Arizona State University Professor Daniel Bodansky isn’t a betting man, especially when it comes to global climate change. He likens the issue to a cancer diagnosis: “If ninety-seven doctors told me I had cancer and three said that I didn’t, I’d hope that the three were right. But I wouldn’t want to bet my life on it.”
Bodansky, a Foundation Professor in the Sandra Day O’Connor College of Law, thinks the same is true of climate change.
“I’m not a scientist so I have to rely on what the vast majority of climate scientists say,” Bodansky said. “I hope the skeptics are right and that predictions of catastrophic warming are unfounded. If climate change isn’t a problem, that would be fantastic.”
However, Bodansky believes we should put our money on the consensus view. That’s why he’s spent much of his professional career working to help solve the climate change problem.
Recently the university recognized Bodansky by naming him as one of four ASU Regents’ Professors for the 2017–18 academic year.
Regents’ Professor is the highest faculty honor and is conferred on full professors who have made remarkable achievements that have brought them national attention and international distinction.
“Dan’s work is — literally — Earth changing. There are few things more important than climate change and Dan is at the forefront of the issue. As one of the leading voices and thinkers on this topic, Dan is sought after for his expertise on the legal and governance aspects,” said Douglas Sylvester, dean of the Sandra Day O’Connor College of LawBodansky is also the faculty co-director for the Center for Law and Global Affairs. In addition, he is an affiliate faculty member with the Center for Law, Science and Innovation, and the Julie Ann Wrigley Global Institute of Sustainability's School of Sustainability at ASU..
Over the course of his three-decade career, Bodansky has authored or edited five books, more than forty articles and book chapters, and numerous policy pieces for non-governmental organizations and think tanks, including several touchstone pieces on the design of international climate agreements.
The Harvard-Cambridge-Yale law school graduate said his interest in climate change started in 1991 when he studied the negotiation of the United Nations Framework on Climate Change on a fellowship from the Council on Foreign Relations. A year later he attended the Earth Summit in Rio de Janeiro, which provided a framework for governments to rethink economic development and find ways to stop the depletion of irreplaceable natural resources and pollution of the planet and replace the use of fossil fuels with alternative sources of energy.
“I saw the climate change movement from the ground floor and I’ve been following it closely ever since,” Bodansky said.
Over the year, he went from follower to leader. In August 1999 he was appointed Climate Change Coordinator for the U.S. Department of State.

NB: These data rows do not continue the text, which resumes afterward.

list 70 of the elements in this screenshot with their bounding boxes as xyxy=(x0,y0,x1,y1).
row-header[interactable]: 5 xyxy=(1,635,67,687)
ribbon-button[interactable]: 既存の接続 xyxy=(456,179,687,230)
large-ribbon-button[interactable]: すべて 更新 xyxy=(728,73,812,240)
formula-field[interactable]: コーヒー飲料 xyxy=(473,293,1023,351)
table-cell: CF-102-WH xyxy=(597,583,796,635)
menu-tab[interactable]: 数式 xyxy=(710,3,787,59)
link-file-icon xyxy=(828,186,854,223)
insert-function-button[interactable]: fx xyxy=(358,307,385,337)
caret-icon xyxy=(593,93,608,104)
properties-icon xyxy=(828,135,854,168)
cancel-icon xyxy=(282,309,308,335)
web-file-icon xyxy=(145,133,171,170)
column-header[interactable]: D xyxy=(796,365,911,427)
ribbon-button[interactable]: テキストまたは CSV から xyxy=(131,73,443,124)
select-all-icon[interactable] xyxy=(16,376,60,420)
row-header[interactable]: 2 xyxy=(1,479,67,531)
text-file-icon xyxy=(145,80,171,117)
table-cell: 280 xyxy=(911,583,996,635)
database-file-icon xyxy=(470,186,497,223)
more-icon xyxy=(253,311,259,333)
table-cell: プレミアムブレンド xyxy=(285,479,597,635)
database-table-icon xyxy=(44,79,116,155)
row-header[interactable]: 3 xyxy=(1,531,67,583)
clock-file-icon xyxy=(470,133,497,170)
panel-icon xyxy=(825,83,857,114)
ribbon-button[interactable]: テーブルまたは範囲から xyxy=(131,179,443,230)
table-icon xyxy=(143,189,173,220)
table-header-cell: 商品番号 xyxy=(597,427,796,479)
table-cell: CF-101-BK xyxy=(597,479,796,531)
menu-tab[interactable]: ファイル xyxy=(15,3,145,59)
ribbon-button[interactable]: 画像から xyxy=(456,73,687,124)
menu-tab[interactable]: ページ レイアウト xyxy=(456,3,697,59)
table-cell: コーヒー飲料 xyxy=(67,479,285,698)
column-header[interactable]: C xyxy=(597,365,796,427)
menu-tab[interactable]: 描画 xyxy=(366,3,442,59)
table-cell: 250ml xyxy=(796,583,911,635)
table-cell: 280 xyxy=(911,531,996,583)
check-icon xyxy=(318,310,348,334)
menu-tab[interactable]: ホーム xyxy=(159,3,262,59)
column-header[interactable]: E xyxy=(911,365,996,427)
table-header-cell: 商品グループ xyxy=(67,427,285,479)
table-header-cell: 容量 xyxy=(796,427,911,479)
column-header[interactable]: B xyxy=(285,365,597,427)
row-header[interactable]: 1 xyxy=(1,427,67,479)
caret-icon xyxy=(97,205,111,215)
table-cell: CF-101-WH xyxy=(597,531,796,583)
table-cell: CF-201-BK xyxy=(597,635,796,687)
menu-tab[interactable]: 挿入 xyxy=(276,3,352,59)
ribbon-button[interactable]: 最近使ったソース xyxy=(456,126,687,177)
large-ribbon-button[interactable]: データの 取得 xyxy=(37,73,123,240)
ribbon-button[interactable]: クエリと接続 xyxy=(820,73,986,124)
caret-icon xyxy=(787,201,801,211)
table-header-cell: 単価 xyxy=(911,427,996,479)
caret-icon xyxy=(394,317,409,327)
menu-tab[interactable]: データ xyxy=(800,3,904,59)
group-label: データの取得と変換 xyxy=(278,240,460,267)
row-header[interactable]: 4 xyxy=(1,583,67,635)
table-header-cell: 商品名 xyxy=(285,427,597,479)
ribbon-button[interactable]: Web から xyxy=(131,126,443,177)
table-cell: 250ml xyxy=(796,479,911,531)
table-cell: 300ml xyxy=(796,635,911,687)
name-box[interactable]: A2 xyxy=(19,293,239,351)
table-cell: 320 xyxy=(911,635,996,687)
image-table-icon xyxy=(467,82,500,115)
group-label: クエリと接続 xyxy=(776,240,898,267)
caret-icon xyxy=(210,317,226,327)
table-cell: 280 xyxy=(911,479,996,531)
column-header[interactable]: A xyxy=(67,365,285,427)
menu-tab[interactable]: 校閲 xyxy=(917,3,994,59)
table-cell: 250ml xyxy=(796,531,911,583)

It was there, he said, where he experienced firsthand how difficult it is to get agreement internationally.
“International law doesn’t have a lot of sticks to force countries to change their behaviors because there aren’t a lot of sanctions or enforcement mechanisms,” Bodansky said. “A lot of international law is finding ways to coax countries into changing. Look at our Congress. It’s hard for them to decide anything. Think how much harder it is to get 195 countries to reach consensus.”
That’s why the 2015 Paris Agreement was such an achievement. It established for the first time a truly global process to put the world on track to avoid dangerous climate change by limiting global warming to well below 2 degrees Celsius.
He hopes his counsel will spur the next generation of international environmental lawyers.
“International law requires getting into the details to understand the complexities of an issue, and sometimes that can be frustrating,” Bodansky said. “This is a long slog and there are no easy shortcuts or solutions.
“Big ideas are great but there’s also a role for more nuanced detail.”